*Kapitel 3*
Malfoy seufzte und schnappte sich einen der Kekse, die Kreacher netterweise, und zweifellos um zu beweisen, dass ER wirklich an alles dachte, ohne dass Harry ihm alles sagen musste, hingestellt hatte. Er drehte den Keks skeptisch in der Hand, biss dann schließlich hinein und sah Harry mit einer hochgezogenen Augenbraue an.
„Also, um es ein für alle Mal klarzustellen, Potter: Ich bin erwachsen geworden und versuche die Zeit in Hogwarts hinter mir zu lassen. Bitte, wenn du auf alten Kamellen rumhacken willst, dann ist das nicht mein Problem. Ich habe mir was dabei gedacht, als ich dich verfolgt habe. Ich habe wirklich andere Sorgen als dich ständig zu beleidigen. Tut mir leid, dich enttäuschen zu müssen, aber wir müssen unsere kleinen Streitereien verschieben, bis ich nicht mehr so knietief in der Scheiße stehe. Das wirst du sicherlich verstehen, oder?“, fragte er bissig.
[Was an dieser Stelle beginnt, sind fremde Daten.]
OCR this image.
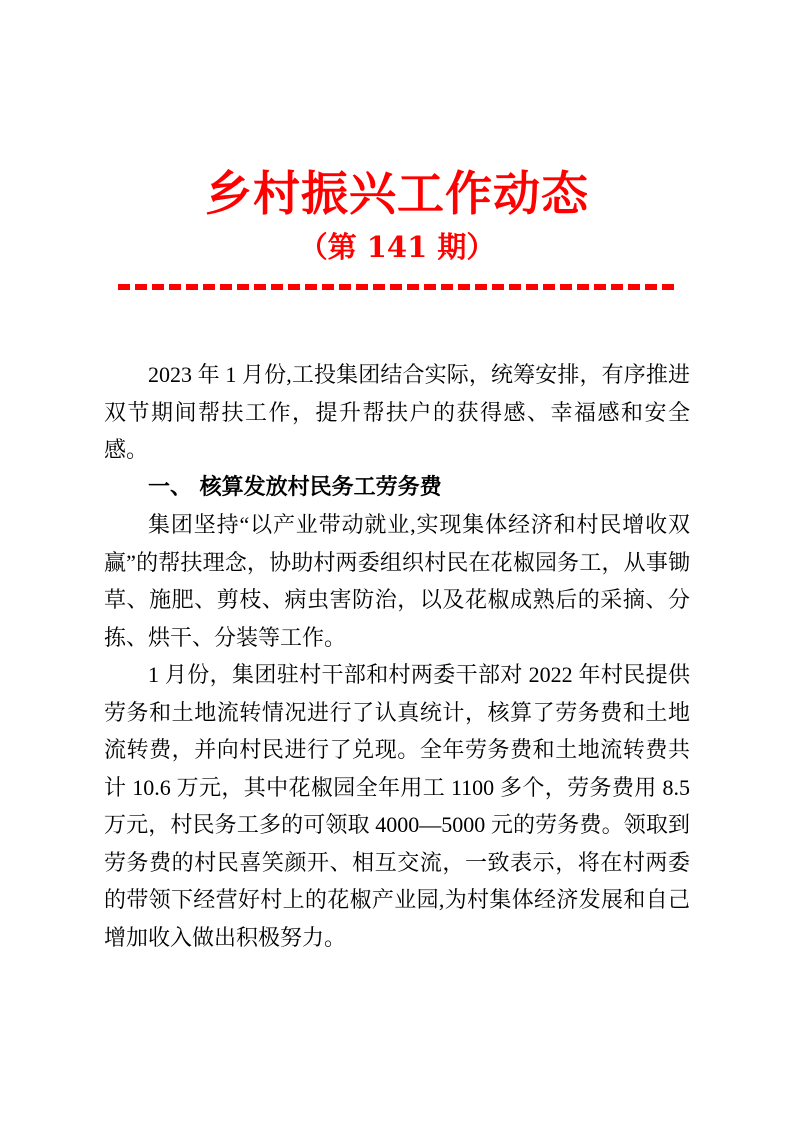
乡村振兴工作动态
（第 141 期）

2023 年 1 月份,工投集团结合实际，统筹安排，有序推进双节期间帮扶工作，提升帮扶户的获得感、幸福感和安全感。

一、 核算发放村民务工劳务费

集团坚持“以产业带动就业,实现集体经济和村民增收双赢”的帮扶理念，协助村两委组织村民在花椒园务工，从事锄草、施肥、剪枝、病虫害防治，以及花椒成熟后的采摘、分拣、烘干、分装等工作。

1 月份，集团驻村干部和村两委干部对 2022 年村民提供劳务和土地流转情况进行了认真统计，核算了劳务费和土地流转费，并向村民进行了兑现。全年劳务费和土地流转费共计 10.6 万元，其中花椒园全年用工 1100 多个，劳务费用 8.5 万元，村民务工多的可领取 4000—5000 元的劳务费。领取到劳务费的村民喜笑颜开、相互交流，一致表示，将在村两委的带领下经营好村上的花椒产业园,为村集体经济发展和自己增加收入做出积极努力。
Harry grinste und blickte ihn empört an. „Aber Malfoy, wo sind denn deine guten Reinblütermanieren?“
Zu seiner Freude grinste Malfoy, dieses Mal ehrlich und ohne eine Spur von Gehässigkeit, zurück. „Wer ist denn hier jetzt frech, kleiner Auror?“ Doch sein Gesichtsausdruck wurde wieder ernst. „So nett es auch ist, hier mit dir in einem alten muffigen Haus, in dem die Wiesel dauernd ein und ausmarschieren, zu quatschen, würde ich trotzdem gerne möglichst schnell anfangen. Je schneller du mir den Imperius beibringst desto schneller können wir wieder getrennte Wege gehen. Einverstanden?“
Nein, Harry war damit eigentlich gar nicht einverstanden, doch er nickte und stand auf. „Na dann komm mal mit, wir suchen uns einen Raum mit etwas mehr Platz. Nicht, dass du mir noch über den Wohnzimmertisch fällst.“
Er hatte sich für die Bibliothek entschieden, die gleichzeitig auch als Arbeitszimmer diente, aber von der Möblierung her mehr Platz bot als sein Wohnzimmer. Außerdem wollte er vermeiden, dass ein verwirrter, und gegen den Fluch ankämpfender, Malfoy kostbare Sachen, wie Bilder und die eine oder andere teure Trophäe, runterschmiss. Malfoy sah sich neugierig um und Harry musste sich zwingen, nicht zu grinsen. Das Malfoy wissensdurstig war und gerne las, das war nun wirklich kein Geheimnis. Eigentlich schade, dachte Harry. Würde Malfoy nicht so vehement auf seine Herkunft bestehen, würden er und Hermine sich sicherlich hervorragend verstehen und Harry gemeinsam belehren können, was er alles wie zu machen hatte. Vielleicht war das so gesehen also gut, dass die beiden sich hassten.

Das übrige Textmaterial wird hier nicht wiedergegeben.